The journey of the three Nigerian artworks
Two 16th-century brass plaques and a 14th-century brass head from the Kingdom of Benin (part of modern-day Nigeria) were taken from the Nigerian Royal Palace during British military occupation in 1897. From there the pieces were moved to the British Museum in London until 1950. The UK then decided to repatriate them.
And upon their return to the National Museum in Lagos, the artworks re-entered the art market where a private investor got his hands on them. He then donated the pieces to the Met in 1991, where they were exhibited.
Nigeria and the Met to start a collaboration
In a ceremony hosted on Monday, the Met and the Nigerian National Commission for Museums and Monuments (NCMM) entered into a collaboration. With this shared agreement they will collaborate on mutual loans of Benin objects and other “exchanges of expertise and art”.
At the ceremony, Max Hollein – director of the Met – and Abba Isa Tijani – director-general of the NCMM – signed the agreement.
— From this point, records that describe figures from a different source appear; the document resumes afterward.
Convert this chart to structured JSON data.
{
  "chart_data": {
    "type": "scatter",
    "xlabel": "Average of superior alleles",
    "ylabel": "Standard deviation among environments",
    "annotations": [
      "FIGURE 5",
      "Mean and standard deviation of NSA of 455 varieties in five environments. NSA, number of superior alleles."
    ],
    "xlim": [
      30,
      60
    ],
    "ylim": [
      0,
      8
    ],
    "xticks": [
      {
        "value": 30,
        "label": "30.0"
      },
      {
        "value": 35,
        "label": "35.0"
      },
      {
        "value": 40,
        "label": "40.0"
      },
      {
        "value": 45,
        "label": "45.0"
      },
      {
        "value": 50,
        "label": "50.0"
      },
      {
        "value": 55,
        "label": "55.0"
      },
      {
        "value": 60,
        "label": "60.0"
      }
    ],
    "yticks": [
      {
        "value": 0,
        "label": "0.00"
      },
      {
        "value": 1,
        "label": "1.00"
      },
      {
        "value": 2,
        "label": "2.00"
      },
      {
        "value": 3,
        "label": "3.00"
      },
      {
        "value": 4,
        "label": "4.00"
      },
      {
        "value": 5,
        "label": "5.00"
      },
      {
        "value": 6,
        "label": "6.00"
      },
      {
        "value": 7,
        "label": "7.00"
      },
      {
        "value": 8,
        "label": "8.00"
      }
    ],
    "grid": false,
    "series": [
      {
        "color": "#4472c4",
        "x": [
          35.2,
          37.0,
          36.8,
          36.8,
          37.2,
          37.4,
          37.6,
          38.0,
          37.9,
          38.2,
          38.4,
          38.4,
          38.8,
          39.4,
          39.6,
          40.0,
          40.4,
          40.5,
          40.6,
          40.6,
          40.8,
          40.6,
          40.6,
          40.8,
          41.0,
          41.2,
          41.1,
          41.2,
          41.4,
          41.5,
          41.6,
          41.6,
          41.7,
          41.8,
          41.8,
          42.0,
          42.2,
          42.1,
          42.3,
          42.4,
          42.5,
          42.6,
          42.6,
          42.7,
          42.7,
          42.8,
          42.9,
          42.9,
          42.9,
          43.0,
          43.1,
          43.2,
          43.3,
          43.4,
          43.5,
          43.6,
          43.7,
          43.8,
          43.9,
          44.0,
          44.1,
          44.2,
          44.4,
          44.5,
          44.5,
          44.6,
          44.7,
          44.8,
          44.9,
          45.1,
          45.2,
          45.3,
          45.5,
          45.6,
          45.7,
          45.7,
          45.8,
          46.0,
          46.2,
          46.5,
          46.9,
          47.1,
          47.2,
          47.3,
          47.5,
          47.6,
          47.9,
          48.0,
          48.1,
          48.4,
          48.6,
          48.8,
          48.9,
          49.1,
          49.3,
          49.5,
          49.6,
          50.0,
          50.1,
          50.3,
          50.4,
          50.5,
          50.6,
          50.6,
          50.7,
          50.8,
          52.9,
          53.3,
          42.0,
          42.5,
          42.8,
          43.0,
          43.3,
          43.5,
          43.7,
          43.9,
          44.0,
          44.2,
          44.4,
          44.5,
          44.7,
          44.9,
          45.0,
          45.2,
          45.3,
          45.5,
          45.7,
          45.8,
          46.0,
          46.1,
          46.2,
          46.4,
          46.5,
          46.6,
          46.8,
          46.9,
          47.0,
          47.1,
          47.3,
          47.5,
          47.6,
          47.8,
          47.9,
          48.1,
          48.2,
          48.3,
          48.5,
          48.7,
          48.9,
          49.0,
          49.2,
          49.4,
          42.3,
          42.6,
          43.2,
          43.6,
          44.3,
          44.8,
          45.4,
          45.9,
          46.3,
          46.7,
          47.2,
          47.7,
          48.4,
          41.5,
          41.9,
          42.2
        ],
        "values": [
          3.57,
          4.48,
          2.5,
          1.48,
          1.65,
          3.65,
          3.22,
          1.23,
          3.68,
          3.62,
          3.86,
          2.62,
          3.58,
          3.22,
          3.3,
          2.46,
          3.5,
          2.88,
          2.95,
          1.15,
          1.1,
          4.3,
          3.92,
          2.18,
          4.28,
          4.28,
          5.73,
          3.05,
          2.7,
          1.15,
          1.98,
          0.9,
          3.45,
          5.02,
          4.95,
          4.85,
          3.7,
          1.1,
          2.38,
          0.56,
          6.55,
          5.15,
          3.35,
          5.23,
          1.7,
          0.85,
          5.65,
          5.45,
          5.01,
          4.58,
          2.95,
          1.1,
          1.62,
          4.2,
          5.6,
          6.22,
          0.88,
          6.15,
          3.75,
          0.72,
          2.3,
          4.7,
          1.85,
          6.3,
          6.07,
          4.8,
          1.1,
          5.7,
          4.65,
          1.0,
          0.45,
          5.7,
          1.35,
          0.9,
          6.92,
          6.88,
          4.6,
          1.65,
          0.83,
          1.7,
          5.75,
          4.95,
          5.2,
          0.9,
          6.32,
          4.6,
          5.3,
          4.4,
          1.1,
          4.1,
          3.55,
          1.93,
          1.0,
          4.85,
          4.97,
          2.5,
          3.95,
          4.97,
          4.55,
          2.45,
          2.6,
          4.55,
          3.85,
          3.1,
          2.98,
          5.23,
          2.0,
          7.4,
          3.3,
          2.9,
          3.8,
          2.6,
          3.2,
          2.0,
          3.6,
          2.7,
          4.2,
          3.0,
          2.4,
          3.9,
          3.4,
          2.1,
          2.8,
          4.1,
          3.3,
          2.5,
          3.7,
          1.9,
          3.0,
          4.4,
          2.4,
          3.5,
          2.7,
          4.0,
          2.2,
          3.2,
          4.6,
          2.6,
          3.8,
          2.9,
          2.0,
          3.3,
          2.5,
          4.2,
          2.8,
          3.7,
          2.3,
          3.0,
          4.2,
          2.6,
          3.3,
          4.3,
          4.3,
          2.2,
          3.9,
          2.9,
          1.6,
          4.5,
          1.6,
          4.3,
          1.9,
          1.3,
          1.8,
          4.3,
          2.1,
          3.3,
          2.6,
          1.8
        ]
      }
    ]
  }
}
Tijani also congratulated the Met “for the transparency it has shown”.
“If other museums can do what the Met did, I think we would be able to give confidence to our audience, to our visitors,” said Professor Tijani. “The issue of repatriation is now at the heart of the people. People are looking at museums, particularly in Europe, and saying: these artifacts are not legally owned, are not their own. Yet they display these objects and take all the credit.”
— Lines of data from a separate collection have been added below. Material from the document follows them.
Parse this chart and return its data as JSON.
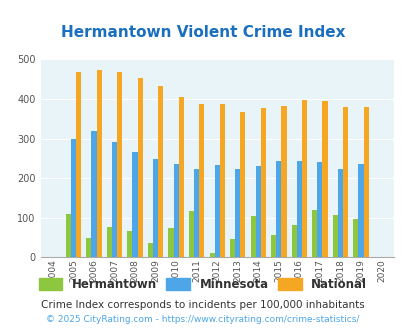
{
  "title": "Hermantown Violent Crime Index",
  "years": [
    2004,
    2005,
    2006,
    2007,
    2008,
    2009,
    2010,
    2011,
    2012,
    2013,
    2014,
    2015,
    2016,
    2017,
    2018,
    2019,
    2020
  ],
  "hermantown": [
    0,
    110,
    50,
    76,
    67,
    36,
    75,
    118,
    10,
    46,
    104,
    56,
    82,
    120,
    108,
    96,
    0
  ],
  "minnesota": [
    0,
    298,
    318,
    292,
    265,
    248,
    237,
    224,
    233,
    224,
    231,
    244,
    244,
    240,
    223,
    236,
    0
  ],
  "national": [
    0,
    469,
    473,
    467,
    454,
    432,
    405,
    387,
    388,
    367,
    377,
    383,
    398,
    394,
    380,
    379,
    0
  ],
  "bar_color_hermantown": "#8DC63F",
  "bar_color_minnesota": "#4DA6E8",
  "bar_color_national": "#F5A623",
  "plot_bg_color": "#E8F4F8",
  "title_color": "#1A6FBF",
  "yticks": [
    0,
    100,
    200,
    300,
    400,
    500
  ],
  "subtitle": "Crime Index corresponds to incidents per 100,000 inhabitants",
  "footer": "© 2025 CityRating.com - https://www.cityrating.com/crime-statistics/",
  "legend_labels": [
    "Hermantown",
    "Minnesota",
    "National"
  ],
  "subtitle_color": "#333333",
  "footer_color": "#4DA6E8"
}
Alhaji Lai Mohammed, Nigeria’s minister of information and culture, also commented on how other museums should “take a cue from this”.
Stolen works of arts being more and more returned
The new “trend” of stolen works of art in Africa by colonial armies being returned has started to spread across the Western world.
Earlier in November, Paris handed back 26 pieces that were taken from Benin in colonial times. This return fulfilled a promise made by President Emmanuel Macron to restore “a lost part of Africa’s heritage“.
German museums have also agreed to work on a plan with Nigerian authorities to return looted Benin treasures. And the Horniman Museum in London has stated that it would “consider the repatriation of artifacts obtained by “colonial violence” to Nigeria”.
The British Museum started to face increasing criticism for its refusal to return artifacts to Nigeria and Egypt. However, in 2019 they helped to return more than 150 looted ancient treasures to Iraq and Afghanistan.